Here's part 5 of our Falcon history - EA through to EL series. Historian, motoring author and avowed car tragic Dr John Wright unwraps the history of the Falcon, while workshop guru and ace road-tester Dave Morley give us a drive impression.
The EA was to 1988 what the XD had been to 1979: the body beautiful promising more than it delivered. There was also the slow-leak campaign with international Ford spokesman Jackie Stewart as champion.
Buyers had to wait until late 1989 to get a four-speed automatic. There was no independent rear suspension. Single overhead camshaft versions of the old pushrod engines were a highlight – smoother but still faintly agricultural. Rack and pinion steering gave much improved road feel and a dramatic reduction in the turning circle. Early on there was an entry level 3.2-litre engine but the throttle-body injection 3.9 was soon standard. Specify the optional Multi-Point injection engine in a Falcon S with five-speed manual transmission and you had a better car than a VN Commodore but lesser Falcons were outdone by four-speed automatic Commodores with more urge and better economy.
The EA was deemed by Ford Oz so glamorous than no real change was needed for EB (which got the Blue Oval badge in the grille instead of on the leading edge of the bonnet); the return of the V8 engine was the biggest news. Specifications were upgraded across the range. Under Jac Nasser’s presidency, the Falcon was the recipient of steady upgrades.
An EB Evolution model added ABS brakes, seat-belt lockers, improved security and superior NVH. It was safer with much attention paid to rollover protection. The engine was enlarged to 4.0-litres and delivered 148kW. This was a high point of the fifth generation Falcons.
The Tickford-developed S-XR6 and the 25th Anniversary Falcon GT were introduced in the second half of 1992. The ED appeared in August 1993 with numerous upgrades and improved side impact protection.
Twelve months later the EF constituted the biggest facelift seen to date on any Falcon. Doors aside, all panels were new. Fairmonts got completely different frontal treatments. XRs, too, got a unique front, meaning three different images in rear-vision mirrors – mainstream, luxury and sports. The 4.0-litre engine got more power at 157kW. The XR6 was tweaked to 164. But the EF suffered from committee design. Suspension changes intended to enhance NVH caused excessive rear roll steer.

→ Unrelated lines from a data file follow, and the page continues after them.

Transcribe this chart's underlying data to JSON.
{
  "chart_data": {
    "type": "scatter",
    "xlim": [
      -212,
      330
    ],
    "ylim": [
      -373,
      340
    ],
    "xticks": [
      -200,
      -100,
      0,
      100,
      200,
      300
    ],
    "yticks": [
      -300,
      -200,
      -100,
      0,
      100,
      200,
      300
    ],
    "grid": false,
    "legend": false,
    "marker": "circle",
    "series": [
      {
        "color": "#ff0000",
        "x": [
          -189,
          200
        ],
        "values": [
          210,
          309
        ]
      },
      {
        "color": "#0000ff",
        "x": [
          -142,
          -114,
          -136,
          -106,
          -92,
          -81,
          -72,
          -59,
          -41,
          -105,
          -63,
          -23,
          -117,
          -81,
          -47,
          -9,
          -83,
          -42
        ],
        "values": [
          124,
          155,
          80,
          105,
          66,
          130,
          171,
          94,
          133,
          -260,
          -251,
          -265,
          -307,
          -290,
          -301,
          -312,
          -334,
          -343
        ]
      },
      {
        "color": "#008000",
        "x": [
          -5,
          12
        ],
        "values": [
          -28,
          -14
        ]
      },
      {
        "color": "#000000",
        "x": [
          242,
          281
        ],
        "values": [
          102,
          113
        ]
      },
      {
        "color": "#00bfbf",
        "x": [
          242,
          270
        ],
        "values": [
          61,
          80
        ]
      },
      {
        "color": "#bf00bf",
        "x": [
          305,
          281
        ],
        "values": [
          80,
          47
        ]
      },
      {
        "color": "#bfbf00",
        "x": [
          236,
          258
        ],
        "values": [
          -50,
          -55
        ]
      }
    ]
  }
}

The EL essentially fixed the EF’s handling woes and added a radiator grille in response to buyers’ dislike of the faceless EF. In October 1997 the XR8 got a lift in power from 170kW to 185. The 30th Anniversary Falcon GT, styled by Steve Park, polarised opinion but offered the best Falcon drive to date with its elaborately developed Tickford suspension and wheel/tyre package, in which John Bowe had major input.
John Wright
DRIVING THEM…
THE FACT that there were so many facelifts of the basic EA platform, combined with the knowledge that it ran for a full decade, should tell you plenty about this generation of Falcons. As in, they were pretty handy things in an overall sense. Early EA’s weren’t much cop to drive, though, but that was down to the way they were hurried on to the market. The ride-height was wrong, the threespeed auto a dawg and the assembly gave a sensation of flimsiness.
But from the EA Series 2 on, things improved. The four-speed auto arrived, the build quality improved, safety took several steps up and the new SOHC engine became a four-litre unit. Hell, the EB even saw the return of the V8 option. The Falcon was back in town.
The dynamic highlight of these things was the front end. The steering was light without being vague and once the rear suspension was tamed via a lower roll-centre, the Falcon was a sharp thing to punt. The five-speed manual option was clunky and stilted, but hardly anybody bothered anyway. The overhead cam six grew some real agates and suddenly made a lot of people wonder if they needed the V8. And that WAS new for a Falcon. By the end of things and the EL, the Falcon was a composed, well-built car that, even in pretty basic form, could hold its own as a decent driving machine. The cream of the crop was either an XR6 or an XR8 which looked the business and drove like a proper performance sedan. And you know what, you drive one today and, if it’s in nice nick, it’ll still feel quite modern and definitely lighter and more responsive through the helm than anything post-AU. If you’ve always disregarded this decade of Falcons, you’ve been making a mistake.